The men, with the exception of the very young and the perpetually young, were, Lee Randon knew, more annoyed than anything else; there was hardly one of them who, with opportunity, would not have avoided the dinner as a damned nuisance; scarcely a man would have put his stamp of approval on that kind of entertainment. It was the women who engineered it, the entire society of America, who had invented all the popular forms of pleasure; it was their show, for the magnifying of their charms and the spectacle of their gay satins and scented lace; and the men came, paid, with a good humor, a patience, not without its resemblance to imbecility. Women, Lee continued, constantly complained about living in a world made by men for men; but the truth of that was very limited: in the details, the details which, enormously multiplied, filled life, women were omnipotent. No man could withstand the steady friction, the inexhaustible wearing, of feminine prejudice; forever rolled in the resistless stream of women's ambition, their men became round and smooth and admirable, like pebbles. This, he saw, in Fanny's loving care, was happening to him: she had spun him into the center of a silken web--

“You are not very polite,” Mrs. Craddock said.

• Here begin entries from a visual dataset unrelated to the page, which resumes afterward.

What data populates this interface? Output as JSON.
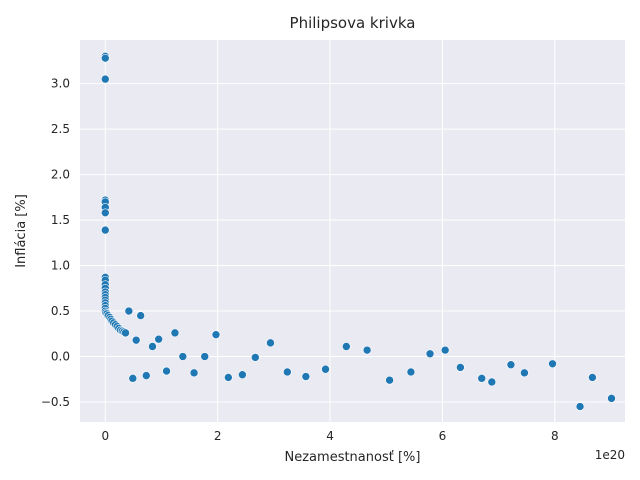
{
  "chart_data": {
    "type": "scatter",
    "title": "Philipsova krivka",
    "xlabel": "Nezamestnanosť [%]",
    "ylabel": "Inflácia [%]",
    "x_offset_label": "1e20",
    "xlim": [
      -0.45,
      9.25
    ],
    "ylim": [
      -0.72,
      3.48
    ],
    "x_ticks": [
      0,
      2,
      4,
      6,
      8
    ],
    "x_tick_labels": [
      "0",
      "2",
      "4",
      "6",
      "8"
    ],
    "y_ticks": [
      -0.5,
      0.0,
      0.5,
      1.0,
      1.5,
      2.0,
      2.5,
      3.0
    ],
    "y_tick_labels": [
      "−0.5",
      "0.0",
      "0.5",
      "1.0",
      "1.5",
      "2.0",
      "2.5",
      "3.0"
    ],
    "grid": true,
    "style": "seaborn-darkgrid",
    "marker_color": "#1f77b4",
    "marker_edge_color": "#ffffff",
    "points": [
      {
        "x": 0.0,
        "y": 3.3
      },
      {
        "x": 0.0,
        "y": 3.28
      },
      {
        "x": 0.0,
        "y": 3.05
      },
      {
        "x": 0.0,
        "y": 1.72
      },
      {
        "x": 0.0,
        "y": 1.7
      },
      {
        "x": 0.0,
        "y": 1.64
      },
      {
        "x": 0.0,
        "y": 1.58
      },
      {
        "x": 0.0,
        "y": 1.39
      },
      {
        "x": 0.0,
        "y": 0.87
      },
      {
        "x": 0.0,
        "y": 0.84
      },
      {
        "x": 0.0,
        "y": 0.79
      },
      {
        "x": 0.0,
        "y": 0.75
      },
      {
        "x": 0.0,
        "y": 0.71
      },
      {
        "x": 0.0,
        "y": 0.68
      },
      {
        "x": 0.0,
        "y": 0.65
      },
      {
        "x": 0.0,
        "y": 0.62
      },
      {
        "x": 0.0,
        "y": 0.59
      },
      {
        "x": 0.0,
        "y": 0.56
      },
      {
        "x": 0.0,
        "y": 0.53
      },
      {
        "x": 0.0,
        "y": 0.5
      },
      {
        "x": 0.01,
        "y": 0.48
      },
      {
        "x": 0.03,
        "y": 0.47
      },
      {
        "x": 0.05,
        "y": 0.45
      },
      {
        "x": 0.08,
        "y": 0.43
      },
      {
        "x": 0.1,
        "y": 0.41
      },
      {
        "x": 0.12,
        "y": 0.39
      },
      {
        "x": 0.15,
        "y": 0.37
      },
      {
        "x": 0.18,
        "y": 0.35
      },
      {
        "x": 0.21,
        "y": 0.33
      },
      {
        "x": 0.24,
        "y": 0.31
      },
      {
        "x": 0.27,
        "y": 0.29
      },
      {
        "x": 0.3,
        "y": 0.28
      },
      {
        "x": 0.33,
        "y": 0.27
      },
      {
        "x": 0.36,
        "y": 0.26
      },
      {
        "x": 0.42,
        "y": 0.5
      },
      {
        "x": 0.49,
        "y": -0.24
      },
      {
        "x": 0.55,
        "y": 0.18
      },
      {
        "x": 0.63,
        "y": 0.45
      },
      {
        "x": 0.73,
        "y": -0.21
      },
      {
        "x": 0.84,
        "y": 0.11
      },
      {
        "x": 0.95,
        "y": 0.19
      },
      {
        "x": 1.09,
        "y": -0.16
      },
      {
        "x": 1.24,
        "y": 0.26
      },
      {
        "x": 1.38,
        "y": 0.0
      },
      {
        "x": 1.58,
        "y": -0.18
      },
      {
        "x": 1.77,
        "y": 0.0
      },
      {
        "x": 1.97,
        "y": 0.24
      },
      {
        "x": 2.19,
        "y": -0.23
      },
      {
        "x": 2.44,
        "y": -0.2
      },
      {
        "x": 2.67,
        "y": -0.01
      },
      {
        "x": 2.94,
        "y": 0.15
      },
      {
        "x": 3.24,
        "y": -0.17
      },
      {
        "x": 3.57,
        "y": -0.22
      },
      {
        "x": 3.92,
        "y": -0.14
      },
      {
        "x": 4.29,
        "y": 0.11
      },
      {
        "x": 4.66,
        "y": 0.07
      },
      {
        "x": 5.06,
        "y": -0.26
      },
      {
        "x": 5.44,
        "y": -0.17
      },
      {
        "x": 5.78,
        "y": 0.03
      },
      {
        "x": 6.05,
        "y": 0.07
      },
      {
        "x": 6.32,
        "y": -0.12
      },
      {
        "x": 6.7,
        "y": -0.24
      },
      {
        "x": 6.88,
        "y": -0.28
      },
      {
        "x": 7.22,
        "y": -0.09
      },
      {
        "x": 7.46,
        "y": -0.18
      },
      {
        "x": 7.96,
        "y": -0.08
      },
      {
        "x": 8.45,
        "y": -0.55
      },
      {
        "x": 8.67,
        "y": -0.23
      },
      {
        "x": 9.01,
        "y": -0.46
      }
    ]
  }
}
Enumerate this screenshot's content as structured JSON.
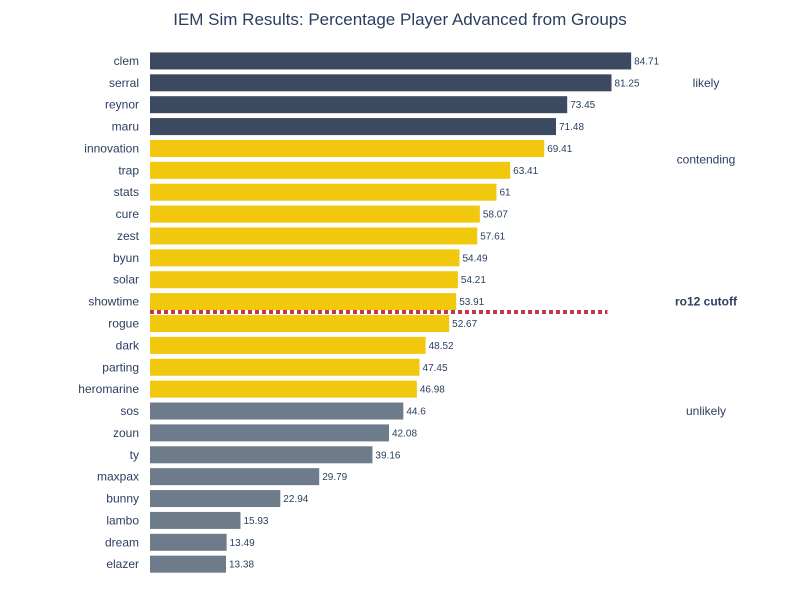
{
  "chart_data": {
    "type": "bar",
    "orientation": "horizontal",
    "title": "IEM Sim Results: Percentage Player Advanced from Groups",
    "xlabel": "",
    "ylabel": "",
    "xlim": [
      0,
      100
    ],
    "grid": false,
    "categories": [
      "clem",
      "serral",
      "reynor",
      "maru",
      "innovation",
      "trap",
      "stats",
      "cure",
      "zest",
      "byun",
      "solar",
      "showtime",
      "rogue",
      "dark",
      "parting",
      "heromarine",
      "sos",
      "zoun",
      "ty",
      "maxpax",
      "bunny",
      "lambo",
      "dream",
      "elazer"
    ],
    "values": [
      84.71,
      81.25,
      73.45,
      71.48,
      69.41,
      63.41,
      61,
      58.07,
      57.61,
      54.49,
      54.21,
      53.91,
      52.67,
      48.52,
      47.45,
      46.98,
      44.6,
      42.08,
      39.16,
      29.79,
      22.94,
      15.93,
      13.49,
      13.38
    ],
    "value_labels": [
      "84.71",
      "81.25",
      "73.45",
      "71.48",
      "69.41",
      "63.41",
      "61",
      "58.07",
      "57.61",
      "54.49",
      "54.21",
      "53.91",
      "52.67",
      "48.52",
      "47.45",
      "46.98",
      "44.6",
      "42.08",
      "39.16",
      "29.79",
      "22.94",
      "15.93",
      "13.49",
      "13.38"
    ],
    "groups": [
      {
        "name": "likely",
        "color": "#3b4a60",
        "start": 0,
        "end": 3
      },
      {
        "name": "contending",
        "color": "#f2c80f",
        "start": 4,
        "end": 15
      },
      {
        "name": "unlikely",
        "color": "#6e7b8b",
        "start": 16,
        "end": 23
      }
    ],
    "annotations": [
      {
        "text": "likely",
        "row": 1.0,
        "bold": false
      },
      {
        "text": "contending",
        "row": 4.5,
        "bold": false
      },
      {
        "text": "ro12 cutoff",
        "row": 11.0,
        "bold": true
      },
      {
        "text": "unlikely",
        "row": 16.0,
        "bold": false
      }
    ],
    "cutoff": {
      "after_row": 11,
      "x_end": 80,
      "color": "#c0394b"
    }
  }
}
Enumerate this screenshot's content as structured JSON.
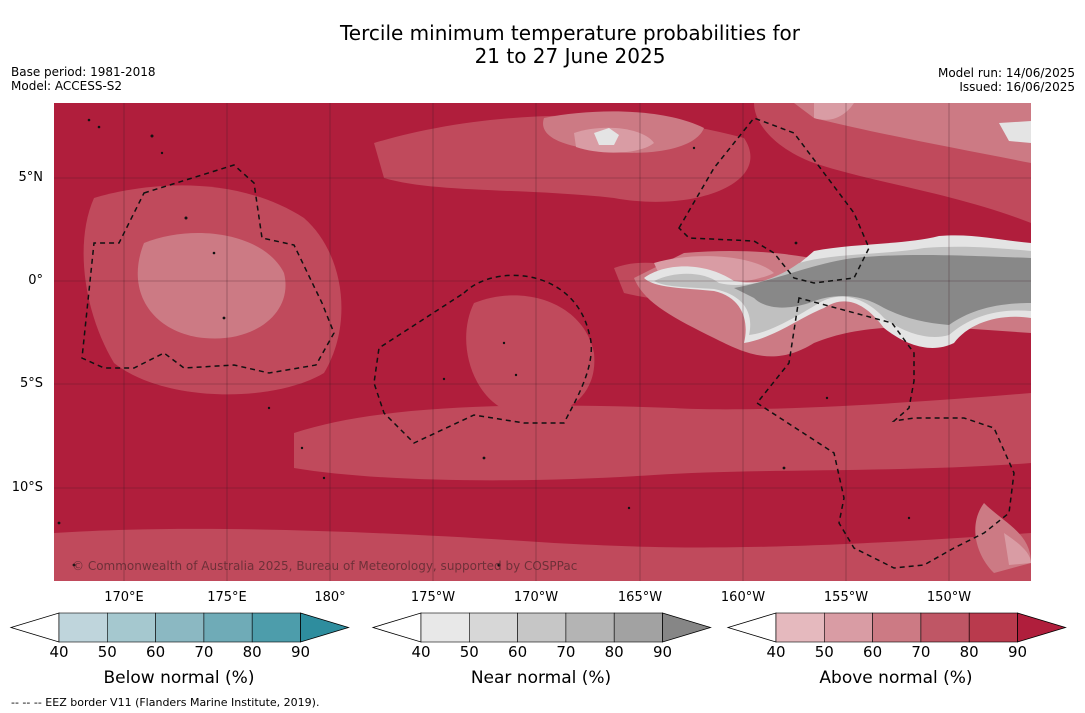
{
  "title_line1": "Tercile minimum temperature probabilities for",
  "title_line2": "21 to 27 June 2025",
  "meta": {
    "base_period": "Base period: 1981-2018",
    "model": "Model: ACCESS-S2",
    "model_run": "Model run: 14/06/2025",
    "issued": "Issued: 16/06/2025"
  },
  "latitude_labels": [
    "5°N",
    "0°",
    "5°S",
    "10°S"
  ],
  "longitude_labels": [
    "170°E",
    "175°E",
    "180°",
    "175°W",
    "170°W",
    "165°W",
    "160°W",
    "155°W",
    "150°W"
  ],
  "copyright": "© Commonwealth of Australia 2025, Bureau of Meteorology, supported by COSPPac",
  "footnote": "--  --  -- EEZ border V11 (Flanders Marine Institute, 2019).",
  "colorbars": [
    {
      "title": "Below normal (%)",
      "ticks": [
        "40",
        "50",
        "60",
        "70",
        "80",
        "90"
      ],
      "colors": [
        "#bfd5dc",
        "#a5c8cf",
        "#8bb8c2",
        "#6fabb7",
        "#4d9dab",
        "#2e8d9e"
      ]
    },
    {
      "title": "Near normal (%)",
      "ticks": [
        "40",
        "50",
        "60",
        "70",
        "80",
        "90"
      ],
      "colors": [
        "#e8e8e8",
        "#d7d7d7",
        "#c6c6c6",
        "#b4b4b4",
        "#a2a2a2",
        "#868686"
      ]
    },
    {
      "title": "Above normal (%)",
      "ticks": [
        "40",
        "50",
        "60",
        "70",
        "80",
        "90"
      ],
      "colors": [
        "#e5b9be",
        "#d99ca4",
        "#cc7a84",
        "#bf5665",
        "#b93a4d",
        "#b01e3c"
      ]
    }
  ],
  "map_colors": {
    "above_90": "#b01e3c",
    "above_80": "#b93a4d",
    "above_70": "#c04a5c",
    "above_60": "#cc7a84",
    "above_50": "#d99ca4",
    "near_40": "#e4e4e4",
    "near_60": "#c0c0c0",
    "near_80": "#888888"
  }
}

“Are you a mind-reader,” he replied, “or haven't I heard you?”

“It doesn't matter,” she explained, “but you were so far away.”

He told her something of what had been in his thoughts, and she rewarded him with a swift speculative interest. “I hadn't realized you were so critical about your guinea hen,” she acknowledged. “Well, if what you say is true, what can you do about it?”

“Nothing,” Lee returned non-committally; “I am comfortable.” This, he instantly decided, sounded unfair to Fanny, and he substituted happy. Mrs. Craddock obviously was not interested in the change. “I get as tired of this as you do,” she asserted abruptly; “it's like being on a merry-go-round someone else started and can't stop. You have no idea how we get to hate the tunes.”

“But you mustn't forget the chance of catching a gold ring,” he reminded her.

“It's brass,” Mrs. Craddock asserted.

The orchestra began in the other room and, though dinner was not over, there were breaks in the table, couples dancing beyond. Anette rose, and Lee Randon, taking her into his arms, swept out from the doorway. “What was she talking about?” Anette demanded. “You,” he replied experimentally. “I like her; experience has brought her some wisdom; and she knows men, too.”

“God knows she ought to,” Anette's face was close to his, and he caught the flash of malice in her eyes. Conscious of the flavor of an acceptable flattery he didn't let this disturb him. “What a marvelous dance,” she proceeded; “there must be twenty men over. But I like it better when the porch isn't inclosed, and you can sit on the bunkers.”

How was it that she contrived to make nearly everything she said stir his imagination? Anette had the art of investing the most trivial comments with a suggestion of license. It was a stimulating quality, but dangerous for her--she was past thirty with no sign of marriage on the horizon. He wondered if she really had thrown her slipper over the hedge? It wasn't important, Lee decided, if she had. How ludicrous it was to judge all women, weigh their character, by the single standard of chastity. But this much must be admitted, when that convention of morality was broken it had no more significance than the fragments of a coconut shell. The dance came to an end and they returned to their vanilla mousse, coffee and cigarettes.